Question

A sonometer wire of resonating length 90 cm has a fundamental frequency of 400 Hz when kept under some tension. The resonating length of the wire with fundamental frequency of 600 Hz under same tension _______ cm.

Answer 1

Given:
- Initial resonating length, $L = 90 \, \text{cm}$
- Initial fundamental frequency, $f_0 = 400 \, \text{Hz}$
- New fundamental frequency, $f' = 600 \, \text{Hz}$

Step 1: Relation Between Frequency and Length
The fundamental frequency of a vibrating string is given by:

$f_0 = \frac{v}{2L},$

where:
- $v$ is the wave speed,
- $L$ is the length of the wire.
For the same tension, the wave speed $v$ remains constant.

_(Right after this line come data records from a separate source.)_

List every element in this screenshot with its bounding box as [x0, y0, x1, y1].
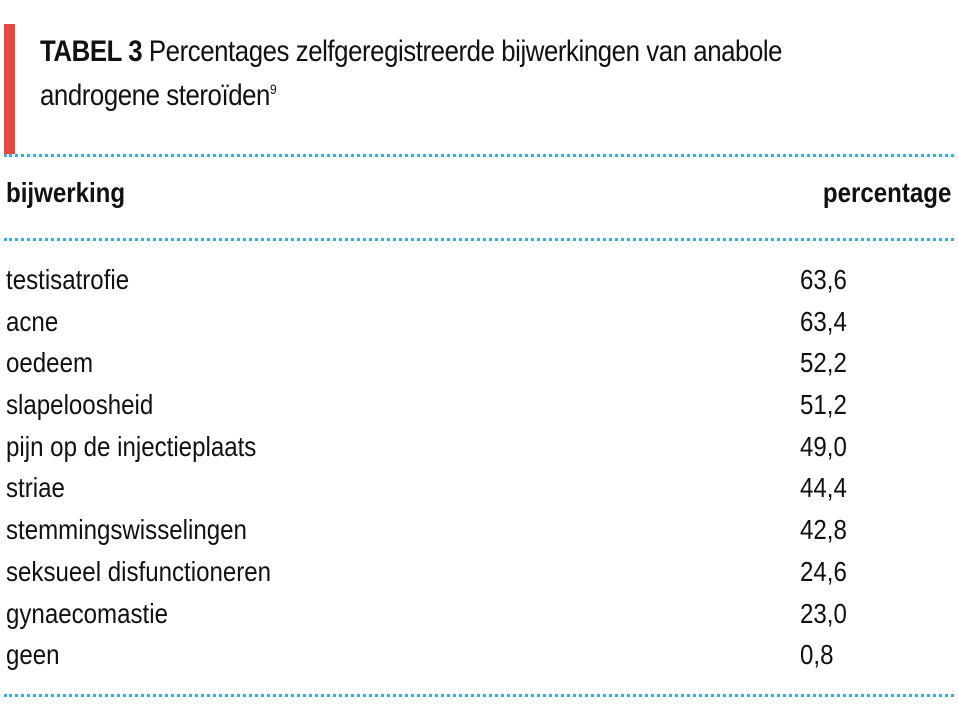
dotted-rule-header	[4, 238, 954, 241]
title-text: Percentages zelfgeregistreerde bijwerkin…	[148, 35, 783, 68]
table-title: TABEL 3 Percentages zelfgeregistreerde b…	[40, 30, 818, 118]
cell-percentage: 0,8	[800, 639, 834, 671]
cell-bijwerking: slapeloosheid	[6, 389, 154, 421]
accent-bar	[4, 24, 15, 154]
table-row: gynaecomastie 23,0	[6, 596, 951, 638]
title-text-line2: androgene steroïden	[40, 79, 270, 112]
cell-bijwerking: acne	[6, 305, 59, 337]
reference-superscript: 9	[269, 81, 277, 97]
cell-bijwerking: pijn op de injectieplaats	[6, 430, 257, 462]
cell-bijwerking: seksueel disfunctioneren	[6, 555, 272, 587]
cell-bijwerking: testisatrofie	[6, 264, 130, 295]
column-header-bijwerking: bijwerking	[6, 177, 126, 208]
table-row: slapeloosheid 51,2	[6, 387, 951, 429]
table-header-row: bijwerking percentage	[6, 177, 951, 217]
cell-percentage: 44,4	[800, 472, 847, 504]
table-row: seksueel disfunctioneren 24,6	[6, 554, 951, 596]
cell-percentage: 23,0	[800, 597, 847, 629]
table-row: testisatrofie 63,6	[6, 262, 951, 304]
cell-bijwerking: striae	[6, 472, 65, 504]
table-body: testisatrofie 63,6 acne 63,4 oedeem 52,2 slape…	[0, 262, 958, 679]
cell-bijwerking: geen	[6, 639, 60, 671]
dotted-rule-bottom	[4, 694, 954, 697]
table-row: acne 63,4	[6, 304, 951, 346]
cell-percentage: 63,4	[800, 305, 847, 337]
cell-percentage: 51,2	[800, 389, 847, 421]
table-row: striae 44,4	[6, 470, 951, 512]
column-header-percentage: percentage	[822, 177, 951, 208]
cell-percentage: 52,2	[800, 347, 847, 379]
table-number: TABEL 3	[40, 35, 143, 68]
cell-percentage: 49,0	[800, 430, 847, 462]
cell-percentage: 42,8	[800, 514, 847, 546]
table-row: pijn op de injectieplaats 49,0	[6, 429, 951, 471]
cell-bijwerking: gynaecomastie	[6, 597, 168, 629]
cell-bijwerking: stemmingswisselingen	[6, 514, 247, 546]
table-row: oedeem 52,2	[6, 345, 951, 387]
table-row: stemmingswisselingen 42,8	[6, 512, 951, 554]
cell-bijwerking: oedeem	[6, 347, 94, 379]
cell-percentage: 24,6	[800, 555, 847, 587]
table-row: geen 0,8	[6, 637, 951, 679]
cell-percentage: 63,6	[800, 264, 847, 295]
dotted-rule-top	[4, 154, 954, 157]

Step 2: Expressing New Length in Terms of Frequency
Let the new resonating length be $L'$ for the frequency $f'$. The new fundamental frequency is given by:

$f' = \frac{v}{2L'}.$

Dividing the two equations:

$\frac{f'}{f_0} = \frac{L}{L'}.$

Rearranging to find $L'$:

$L' = L \times \frac{f_0}{f'}.$

Step 3: Substituting the Given Values
Substituting the values:

$L' = 90 \times \frac{400}{600}.$

Simplifying:

$L' = 90 \times \frac{2}{3} = 60 \, \text{cm}.$

Therefore, the new resonating length of the wire is $60 \, \text{cm}$.